Thursday, August 4, 2016

Shearing at Panui

Dawn breaks with a clear sky for our second visit out to Panui. 

The town of Matawai recently renovated their community centre. Many of the town residents have donated money toward it, and some fundraisers helped fund it as well. On Mike's farm this week it was crutching time. The very glamourous task of shearing ewes' bellies and backsides. Normally Mike would hire workers for the day to crutch all 1700 ewes, but for their contribution this time, neighbors and friends volunteered to complete the job, and the money that would normally have gone to hired workers went to the community centre renovations.

We had about 22 volunteers, an unexpectedly awesome turnout. 

Sarah and I had the easiest job: setting up tea and food every couple hours for their breaks. We did have to walk up and down a treacherously steep and muddy hill in the freezing rain with two dozen mugs, beer, and foods...but still easier than sheep wrangling. 

Brave smile, Sarah. You don't look cold at all.
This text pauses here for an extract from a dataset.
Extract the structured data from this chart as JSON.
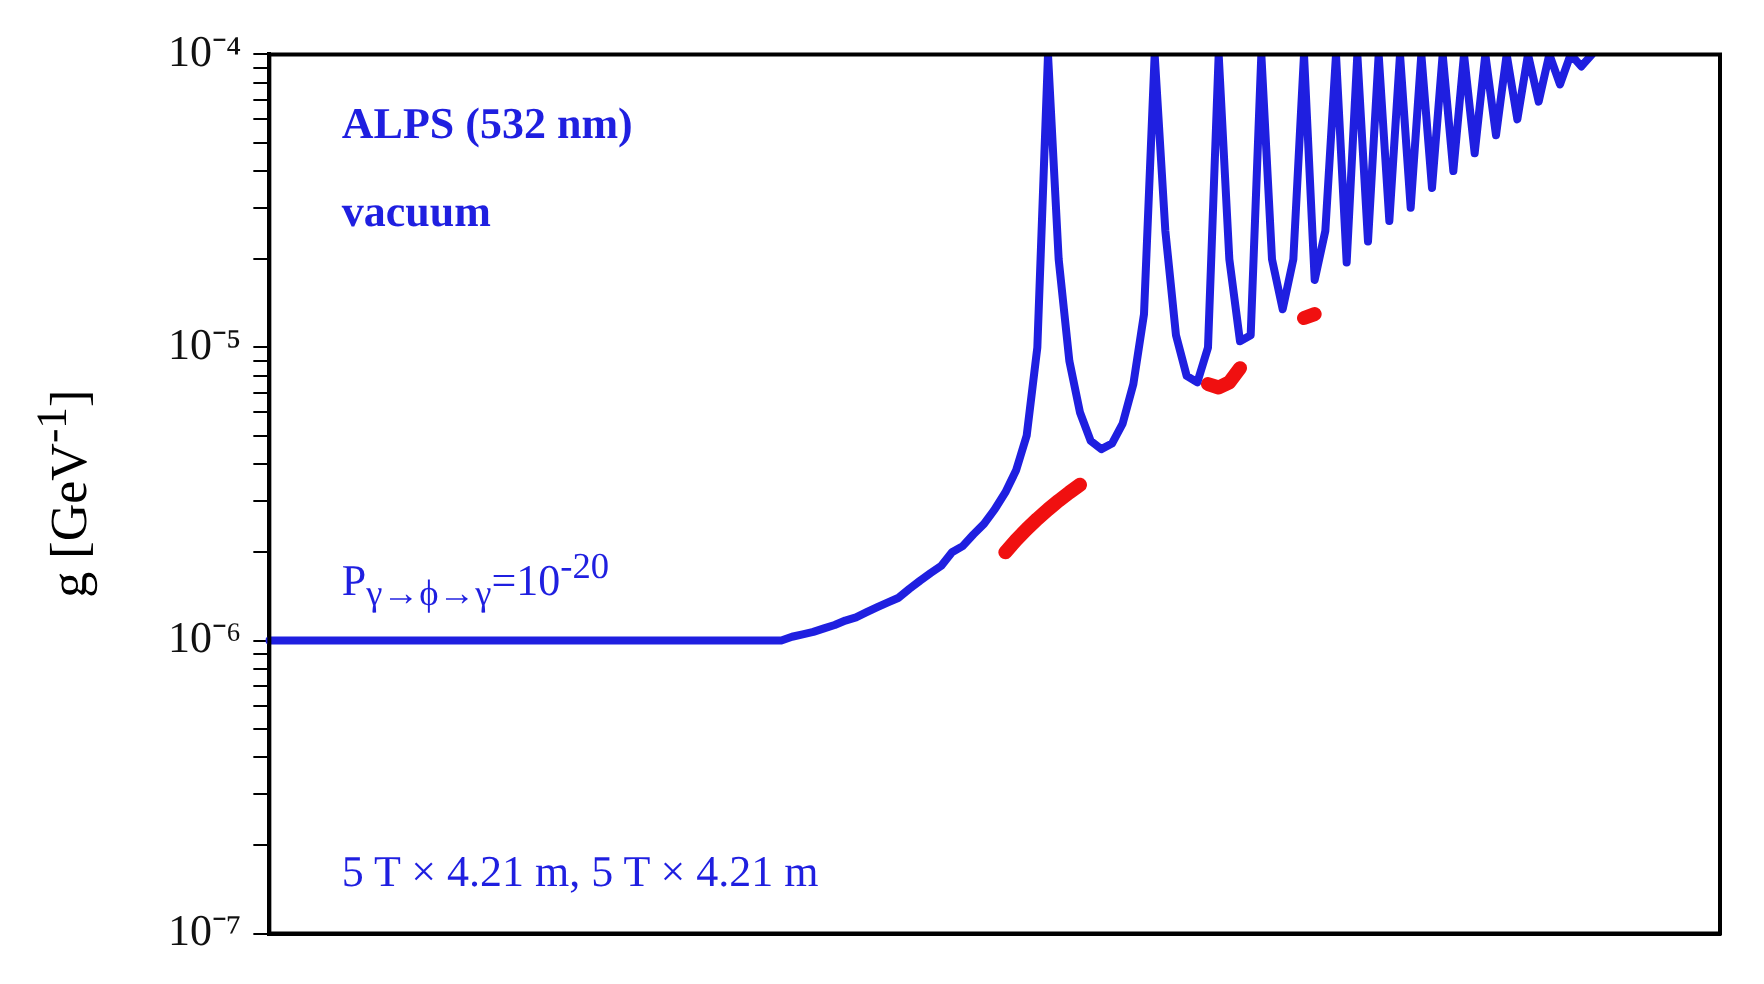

Mike was able to get about 800 ewes undercover the previous day, before it started to rain. The first picture in this post is deceiving because ten minutes later the storm rolled in, temperature dropped, and the sky opened up. And all the dry people and sheep quickly became wet people and sheep.

"Baaa. We are nice and warm in our wooly coats, you poor humans."

This is me being cold.

Under the woolshed, depicted above, are all the nice and dry sheep. It is a lot easier to shear dry sheep, as you can imagine.

There were five shearing stations set up, and two people sort of tag teamed each other every few sheep since there were plenty of people helping out.

The sheep came in through the wooden doors, and then once all crutched....

Were pushed through the little doors under, down a ramp to the finished-sheep area back outside.

It is a very fun atmosphere.

There is also a job of sweeping the wool away from the shearing area to keep it clear and tidy. It's a rather swift job to manoeuver around them and not get in their way to hinder the process and flow of work.

I helped out on this part for a little while, since it's relatively simple once you get the rhythm of it. Once it's pulled out of the way, you have to sort the clean wool (usually from the belly) from the dags (bits of poo stuck to the wool).

The dry-sheep clean-wool pile gets to go right into the scale/compressor (actually pictured below) and the wet-sheep clean-wool, the huge pile here, has to be spread around to dry before it can get bagged up.

Ali and I got all the food ready and tea station set up for the break. Scones!! My new favorite food.

I noticed a number of the volunteers wore these...slippers? moccasins? I haven't got the story on them yet, but they all looked to be ancient and hardy creations. 

After a long smelly sheep day, I spent a while petting the farm cat because she was just oh-so-ignored alllll day.

The next day we picked up pinecones for fire fuel and I found these minuscule bright orange mushrooms growing on some of the pinecones. I haven't identified them yet. Pretty sure not poisonous?

On the other hand, this toadstool is very poisonous. So I just looked at it. It's about the size of an apple! Which is what I though it was when I spotted it. (Obviously fairies live around these trees.)

Almost every time I get into a car I have to think of which side to get in......

I think I warned you before, I will continue to take and post blurry lamb pictures until I can see some up close. SO CUTE. It's unreal.